Tuesday, March 11, 2014

If I Had a Hammer

A few weeks ago, in a discussion with some of my church friends about a particular social issue, someone made the following comment, which is edited for clarity:

I recognize and accept the fact that my rights and freedoms are not ultimately ever going to be met through the government or any earthly organization. Otherwise, I might spend my entire life fighting for things that don’t really last (like earthly peace, social justice, or marriage equality) instead of laying it down for what can never be taken away.

Wow. Not the way I think at all.

My wife says that I’m a very Jewish Lutheran. Now I didn’t grow up Jewish, but I didn’t grow up Lutheran either. I grew up reading, and that’s what got me where I am today. I was interested in Judaism as being the ultimate source of Christianity, and wanted to know how things might have been in the early Church before the Greeks and Romans got their hands on it and screwed things up.

But my point, and I do have one, is that my Christianity is very much informed by my knowledge of and interest in Judaism. And as a result, this comment during the discussion had me raising the metaphorical eyebrow.

“That doesn’t sound a whole lot like tikkun olam,” I said to myself.”

So what’s tikkun olam? It’s a Hebrew phrase that means “to repair the world,” and describes the Jewish concept that each of us is here to take some part, no matter how small, in the task of repairing the world. I like this concept. I like this concept a whole lot better than the ideas I hear coming out of the mouths of some Christians, that make it sound like we’re all just supposed to sit on our duffs until Jesus comes back, and then he’ll make everything right. You know…the people who say, “I don’t have to worry about the environment because Jesus is coming back for us.” (And by the way, it’s Christians like that who make the rest of us look bad.)

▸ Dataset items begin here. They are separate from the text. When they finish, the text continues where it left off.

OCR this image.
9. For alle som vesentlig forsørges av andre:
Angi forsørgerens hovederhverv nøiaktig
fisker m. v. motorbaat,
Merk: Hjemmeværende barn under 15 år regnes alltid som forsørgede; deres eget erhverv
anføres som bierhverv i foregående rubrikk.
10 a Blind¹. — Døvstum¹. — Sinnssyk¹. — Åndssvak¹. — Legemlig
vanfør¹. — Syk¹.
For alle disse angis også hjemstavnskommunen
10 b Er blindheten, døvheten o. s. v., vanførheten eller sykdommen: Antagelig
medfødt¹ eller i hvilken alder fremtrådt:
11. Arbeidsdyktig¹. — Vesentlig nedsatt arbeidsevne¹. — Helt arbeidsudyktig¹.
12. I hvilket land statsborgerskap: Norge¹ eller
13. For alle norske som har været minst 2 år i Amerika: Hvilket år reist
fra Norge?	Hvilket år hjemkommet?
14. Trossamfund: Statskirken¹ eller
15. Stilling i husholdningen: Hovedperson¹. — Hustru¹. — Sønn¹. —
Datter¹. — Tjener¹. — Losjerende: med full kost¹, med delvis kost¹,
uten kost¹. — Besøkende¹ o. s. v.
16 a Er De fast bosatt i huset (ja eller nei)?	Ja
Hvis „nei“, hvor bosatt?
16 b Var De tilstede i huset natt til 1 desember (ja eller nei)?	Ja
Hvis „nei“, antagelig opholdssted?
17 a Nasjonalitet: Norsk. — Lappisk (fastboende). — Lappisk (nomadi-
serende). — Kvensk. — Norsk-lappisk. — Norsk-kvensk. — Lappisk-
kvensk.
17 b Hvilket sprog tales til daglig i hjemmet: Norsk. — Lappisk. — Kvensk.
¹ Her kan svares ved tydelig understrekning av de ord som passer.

Now maybe this isn’t exactly what the person in the conversation meant, but it still rubbed me the wrong way. It still seemed to imply that there was no sense in trying to work to improve anything in the world we have now, because the only important thing, the only lasting thing is our lives with Jesus later.

And quite frankly, that still sounds a little lazy to me.

The idea of tikkun olam implies that I’ve been invited…yes, invited to work with God to make this world a better place. And that invitation to work with him should be seen as an honor, not as something that’s pointless, since our efforts could never compare to his anyway.

Now there are those, such as Humanist author Greg Epstein, who argues in his book Good Without God that the idea of tikkun olam is flawed, because since it talks about repairing, it assumes a “golden age” that we’re trying to get back to…a golden age that never existed. OK, I get his point. Even in the Bible, there seems to have been no golden age, because even in the beginning, that serpent was just slithering around, waiting to suck someone in. But he’s right, if you’re not religious at all, and don’t believe that there ever was a golden age to return to, then the idea of repairing the world makes no sense. What can we do then? What can we say that makes sense to everyone?

But you know what? “Repair the world” is only one interpretation of tikkun olan. It can also mean to improve it. Yes, rather than saying that the world is broken and needs fixed, it says that it’s flawed or imperfect, and needs some improvement. Either way, it says that things ain’t right and we should get off our duffs and do something…no matter how small, and no matter how pointless it seems in the long run.

And perhaps, for those who look at this from a Christian perspective, instead of looking at the mess we’ve left and saying, “Well, you lazy, arrogant little so-and-so,” when he comes back, Jesus will look at what we’ve tried to do in the name of earthly peace, social justice, and all those other things “that don’t really last,” and say “Well done, good and faithful servant.”

You can do what you want, you can say what you want, but as for me and my hands, I’m picking up a hammer. I’ve got some repairing…oops…I mean improving to do.